Assume that we had a magic wand that can give desires to a rock – say, a desire bask in the sun – which it can easily fulfill. The question is whether there is a reason to use this wand and create as many sun-basking rocks as possible. We can assume that if we create such a rock that it would have a reason to bask in the sun. However, this does not translate into a reason to bring the rock into existence. If a reason for bringing such a rock into existence exists – then it exists in the desires of the person wielding the wand. It is not built into the fabric of the universe.
Similarly, there is no reason written into the fabric of the universe itself to combine sperm and egg into a being with desires that are fulfilled. The person created will have reasons to do certain things - and have reasons to have us treat it in certain ways (though it may not have the capacity to effectively act on those reasons). However, if a reason for bringing that being into the world exists, then it exists in the desires of others.
Returning to our person in a coma, the reasons that exist for protecting the person in a coma, for making certain that it is revived from the coma when this can be done safely, and that it emerge from the coma with its abilities to fulfill its desires intact come from the desires of people within the community. These desires give them reason to establish these institutions and to promote attitudes that would protect and preserve the body while the virus runs its course.
The main objection that I have to the idea that there is a reason to turn a collection of material having no desires into a being with desires that can be fulfilled is simply the fact that there is no evidence for the existence of such an entity. Using arguments of a type that run a range from Occam’s Razor to J.L. Mackie’s "Argument from Queerness" (Ethics: Inventing Right and Wrong, Penguin Press, 1977) there appears no reason to suggest that such a thing – such a reason – exists.
Furthermore, as with the case of the toddler, we can ask about the situation where a person is revived from the coma in a state where its desires are being thwarted. In this case, we can imagine a person waking in extreme pain. If he wakes up to be a person who has no reason to thank us for bringing him out of the coma, then he is a person for whom we did no favors – provided him with no benefit – by bringing him out of the coma.

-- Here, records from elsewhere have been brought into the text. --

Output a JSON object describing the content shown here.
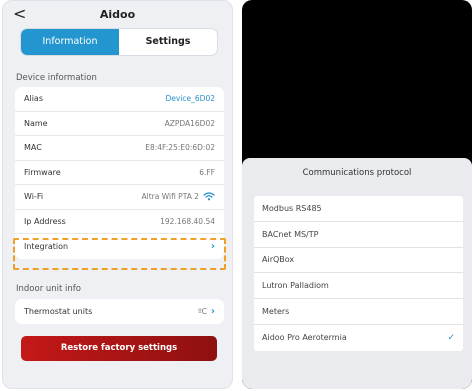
{
  "left_screen": {
    "header": {
      "back_symbol": "<",
      "title": "Aidoo"
    },
    "tabs": [
      {
        "label": "Information",
        "active": true
      },
      {
        "label": "Settings",
        "active": false
      }
    ],
    "device_info": {
      "section_label": "Device information",
      "rows": [
        {
          "label": "Alias",
          "value": "Device_6D02"
        },
        {
          "label": "Name",
          "value": "AZPDA16D02"
        },
        {
          "label": "MAC",
          "value": "E8:4F:25:E0:6D:02"
        },
        {
          "label": "Firmware",
          "value": "6.FF"
        },
        {
          "label": "Wi-Fi",
          "value": "Altra Wifi PTA 2",
          "icon": "wifi-icon"
        },
        {
          "label": "Ip Address",
          "value": "192.168.40.54"
        },
        {
          "label": "Integration",
          "value": "",
          "icon": "chevron-right-icon"
        }
      ]
    },
    "indoor_unit": {
      "section_label": "Indoor unit info",
      "rows": [
        {
          "label": "Thermostat units",
          "value": "ºC",
          "icon": "chevron-right-icon"
        }
      ]
    },
    "restore_button": "Restore factory settings",
    "colors": {
      "accent": "#2496cf",
      "highlight": "#f0a02a",
      "danger": "#c41818"
    }
  },
  "right_screen": {
    "sheet_title": "Communications protocol",
    "options": [
      {
        "label": "Modbus RS485",
        "selected": false
      },
      {
        "label": "BACnet MS/TP",
        "selected": false
      },
      {
        "label": "AirQBox",
        "selected": false
      },
      {
        "label": "Lutron Palladiom",
        "selected": false
      },
      {
        "label": "Meters",
        "selected": false
      },
      {
        "label": "Aidoo Pro Aerotermia",
        "selected": true
      }
    ],
    "check_symbol": "✓"
  }
}
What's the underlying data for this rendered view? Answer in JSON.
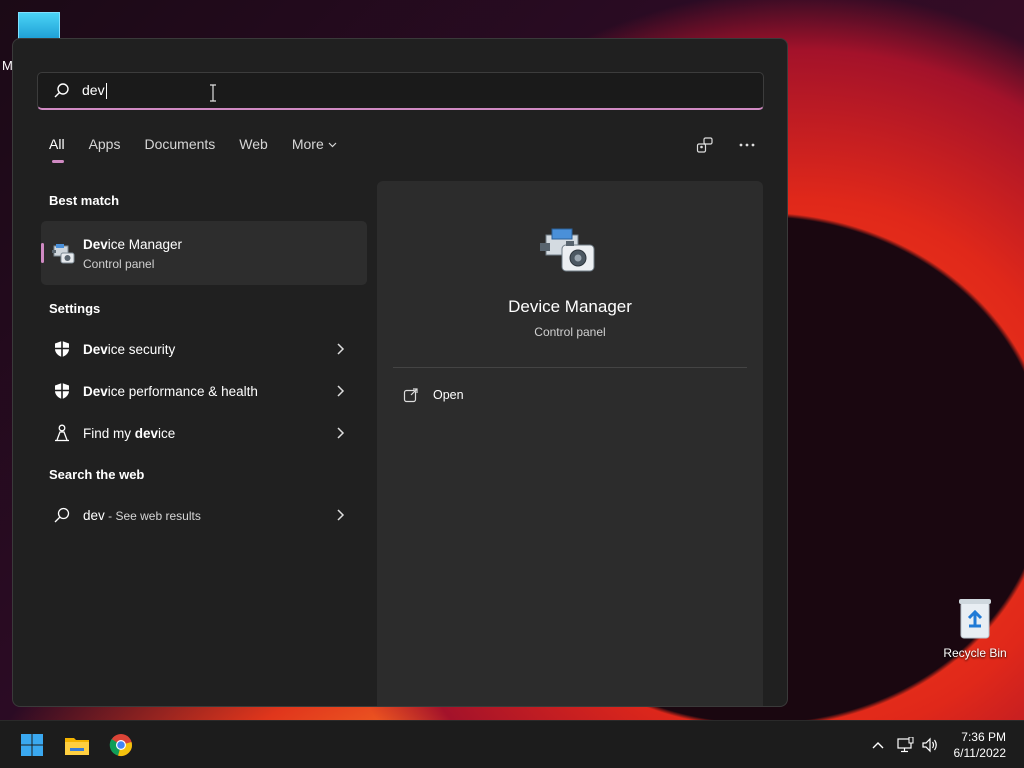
{
  "desktop": {
    "edge_letter": "M",
    "recycle_bin_label": "Recycle Bin"
  },
  "search": {
    "query": "dev",
    "icon": "search-icon"
  },
  "tabs": [
    {
      "label": "All",
      "active": true
    },
    {
      "label": "Apps",
      "active": false
    },
    {
      "label": "Documents",
      "active": false
    },
    {
      "label": "Web",
      "active": false
    },
    {
      "label": "More",
      "active": false
    }
  ],
  "top_icons": [
    "share-icon",
    "more-options-icon"
  ],
  "best_match": {
    "section_title": "Best match",
    "title_match": "Dev",
    "title_rest": "ice Manager",
    "subtitle": "Control panel",
    "icon": "device-manager-icon"
  },
  "settings": {
    "section_title": "Settings",
    "items": [
      {
        "match": "Dev",
        "rest": "ice security",
        "icon": "shield-icon"
      },
      {
        "match": "Dev",
        "rest": "ice performance & health",
        "icon": "shield-icon"
      },
      {
        "prefix": "Find my ",
        "match": "dev",
        "rest": "ice",
        "icon": "person-location-icon"
      }
    ]
  },
  "web": {
    "section_title": "Search the web",
    "query": "dev",
    "suffix": " - See web results",
    "icon": "search-icon"
  },
  "preview": {
    "title": "Device Manager",
    "subtitle": "Control panel",
    "open_label": "Open",
    "open_icon": "open-external-icon"
  },
  "taskbar": {
    "apps": [
      "windows-start-icon",
      "file-explorer-icon",
      "chrome-icon"
    ],
    "tray": [
      "chevron-up-icon",
      "network-icon",
      "volume-icon"
    ],
    "time": "7:36 PM",
    "date": "6/11/2022"
  },
  "colors": {
    "accent": "#d08ac3",
    "panel_bg": "#202020",
    "preview_bg": "#2c2c2c"
  }
}
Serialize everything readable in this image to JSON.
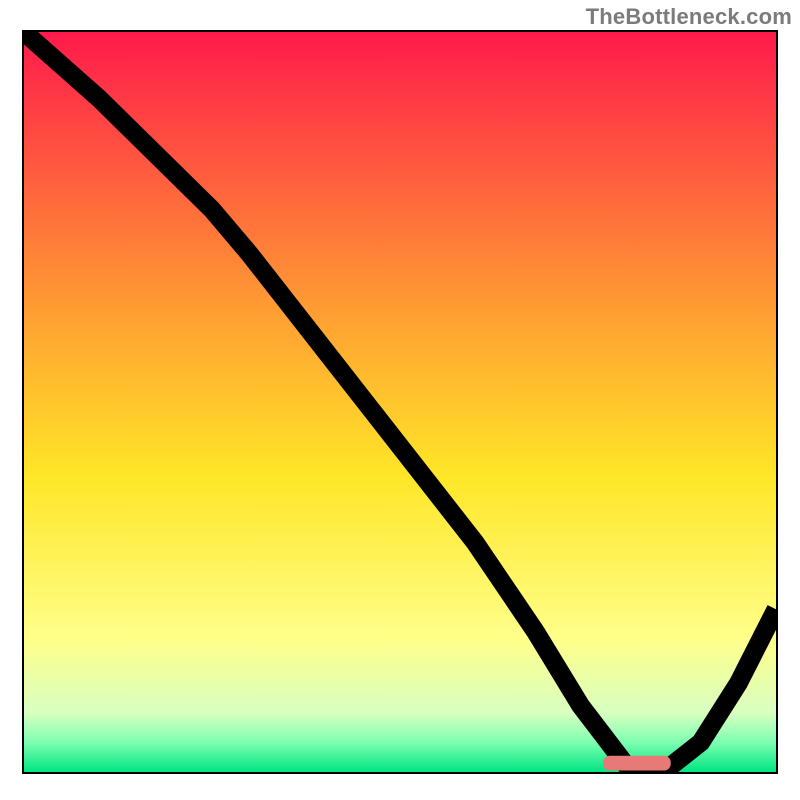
{
  "watermark": "TheBottleneck.com",
  "chart_data": {
    "type": "line",
    "title": "",
    "xlabel": "",
    "ylabel": "",
    "xlim": [
      0,
      100
    ],
    "ylim": [
      0,
      100
    ],
    "grid": false,
    "legend": false,
    "background": {
      "type": "vertical-gradient",
      "stops": [
        {
          "pos": 0.0,
          "color": "#ff1a4b"
        },
        {
          "pos": 0.4,
          "color": "#ffa531"
        },
        {
          "pos": 0.6,
          "color": "#ffe627"
        },
        {
          "pos": 0.82,
          "color": "#ffff8a"
        },
        {
          "pos": 0.92,
          "color": "#d8ffc0"
        },
        {
          "pos": 0.96,
          "color": "#7dffb0"
        },
        {
          "pos": 1.0,
          "color": "#00e582"
        }
      ]
    },
    "series": [
      {
        "name": "bottleneck-curve",
        "x": [
          0,
          10,
          20,
          25,
          30,
          40,
          50,
          60,
          68,
          74,
          80,
          85,
          90,
          95,
          100
        ],
        "y": [
          100,
          91,
          81,
          76,
          70,
          57,
          44,
          31,
          19,
          9,
          1,
          0,
          4,
          12,
          22
        ]
      }
    ],
    "annotations": [
      {
        "name": "optimal-range-marker",
        "shape": "rounded-rect",
        "x_range": [
          77,
          86
        ],
        "y": 1.2,
        "color": "#e77a77"
      }
    ]
  }
}
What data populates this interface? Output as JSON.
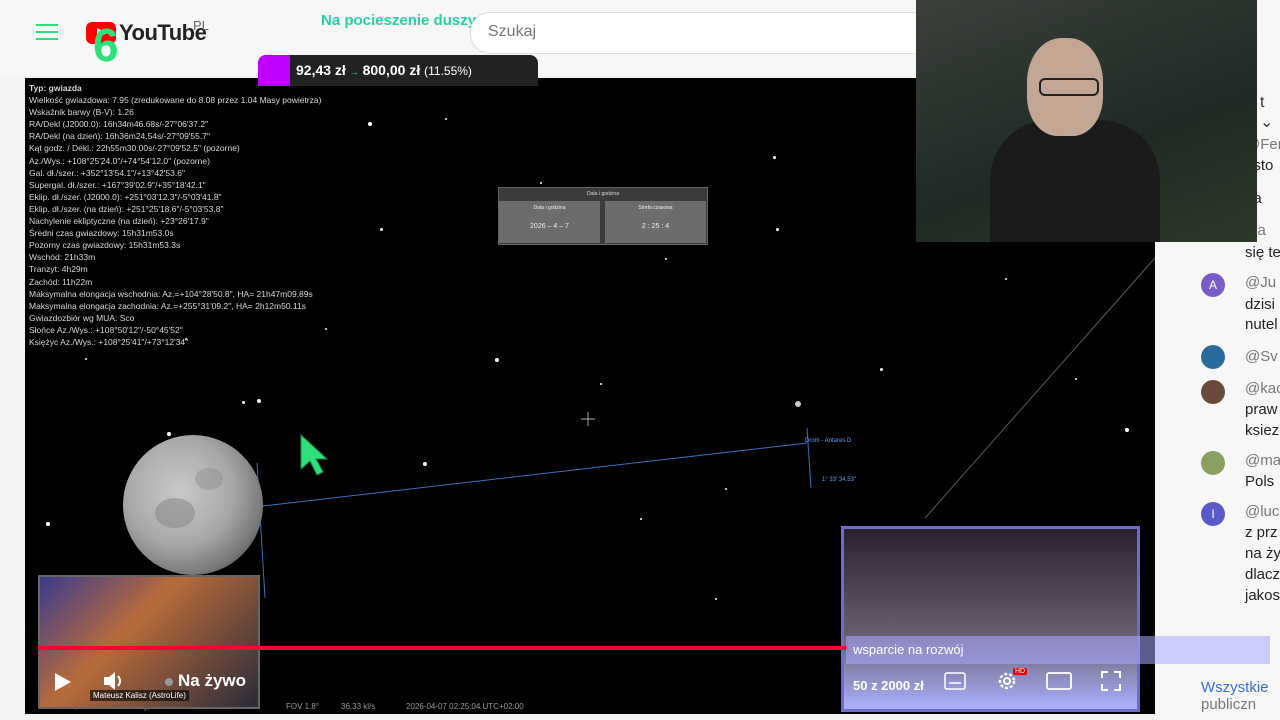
{
  "header": {
    "brand": "YouTube",
    "region": "PL",
    "channel_logo": "6",
    "banner": "Na pocieszenie duszy",
    "search_placeholder": "Szukaj"
  },
  "donation": {
    "current": "92,43 zł",
    "target": "800,00 zł",
    "percent": "(11.55%)",
    "color": "#c000ff"
  },
  "starmap": {
    "info_lines": [
      "Typ: gwiazda",
      "Wielkość gwiazdowa: 7.95 (zredukowane do 8.08 przez 1.04 Masy powietrza)",
      "Wskaźnik barwy (B-V): 1.26",
      "RA/Dekl (J2000.0): 16h34m46.68s/-27°06'37.2\"",
      "RA/Dekl (na dzień): 16h36m24.54s/-27°09'55.7\"",
      "Kąt godz. / Dekl.: 22h55m30.00s/-27°09'52.5\" (pozorne)",
      "Az./Wys.: +108°25'24.0\"/+74°54'12.0\" (pozorne)",
      "Gal. dł./szer.: +352°13'54.1\"/+13°42'53.6\"",
      "Supergal. dł./szer.: +167°39'02.9\"/+35°18'42.1\"",
      "Eklip. dł./szer. (J2000.0): +251°03'12.3\"/-5°03'41.8\"",
      "Eklip. dł./szer. (na dzień): +251°25'18.6\"/-5°03'53.8\"",
      "Nachylenie ekliptyczne (na dzień): +23°26'17.9\"",
      "Średni czas gwiazdowy: 15h31m53.0s",
      "Pozorny czas gwiazdowy: 15h31m53.3s",
      "Wschód: 21h33m",
      "Tranzyt: 4h29m",
      "Zachód: 11h22m",
      "Maksymalna elongacja wschodnia: Az.=+104°28'50.8\", HA= 21h47m09.89s",
      "Maksymalna elongacja zachodnia: Az.=+255°31'09.2\", HA= 2h12m50.11s",
      "Gwiazdozbiór wg MUA: Sco",
      "Słońce Az./Wys.: +108°50'12\"/-50°45'52\"",
      "Księżyc Az./Wys.: +108°25'41\"/+73°12'34\""
    ],
    "dialog": {
      "title": "Data i godzina",
      "date_header": "Data i godzina",
      "date_value": "2026 – 4 – 7",
      "time_header": "Strefa czasowa",
      "time_value": "2 : 25 : 4"
    },
    "target_label": "Drom - Antares D",
    "angle_label": "1° 33' 34.53\"",
    "status": {
      "location": "Ziemia, Hakos Observatory, 1820 m",
      "fov": "FOV 1.8°",
      "fps": "36.33 kl/s",
      "datetime": "2026-04-07 02:25:04 UTC+02:00"
    }
  },
  "chat": {
    "top_fragment": "t",
    "messages": [
      {
        "author": "@Fer",
        "text": "asto",
        "avatar": "#b0b0b0"
      },
      {
        "author": "",
        "text": "ga",
        "avatar": "#c8c8c8"
      },
      {
        "author": "ma",
        "text": "się te",
        "avatar": "#888888"
      },
      {
        "author": "@Ju",
        "text": "dzisi",
        "extra": "nutel",
        "avatar": "#7a5cc8",
        "initial": "A"
      },
      {
        "author": "@Sv",
        "text": "",
        "avatar": "#2a6a9a"
      },
      {
        "author": "@kac",
        "text": "praw",
        "extra": "ksiez",
        "avatar": "#6a4a3a"
      },
      {
        "author": "@ma",
        "text": "Pols",
        "avatar": "#8aa060"
      },
      {
        "author": "@luc",
        "text": "z prz",
        "extra": "na ży",
        "extra2": "dlacz",
        "extra3": "jakos",
        "avatar": "#5a5ac8",
        "initial": "I"
      }
    ],
    "footer": "Wszystkie",
    "footer2": "publiczn"
  },
  "player": {
    "live_label": "Na żywo",
    "progress_color": "#ff0033",
    "pip_left_name": "Mateusz Kalisz (AstroLife)",
    "goal_text": "wsparcie na rozwój",
    "goal_count": "50 z 2000 zł",
    "hd_badge": "HD"
  }
}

Where there is benefit or harm to be found, it is found in the fulfillment or thwarting of the agent's desires.
As with the case of the toddler, we have two ways of describing this situation.
(a) We could say that the activity at time T (the act of reviving the person in a coma) provides a benefit at time T contingent upon its being put to use at a later time T + n to bring about the fulfillment of future desires. If no future desire fulfillment takes place, then the claim of "benefit" is revoked.
(b) Or we could say that the activity at time T does not provide the person with a benefit at time T; instead, the benefit comes at time T + n when the effects of that activity are put to use in the actual fulfillment of desires.
Of these two, (b) is technically more accurate. I find it odd to say that a benefit appears and is then lost – in fact, never existed – if not used.
However, in a community where an activity is almost certain to provide a benefit, option (a) is close enough to the truth for matters of public and social policy. It is useful, in this case, for establishing and maintaining the institutions and for promoting attitudes within the community that will protect individuals while they are in a coma. We can portray the case where a patient would wake up in extreme pain as exceptions to the rule, rather than more accurately understand them as examples of a more complex rule.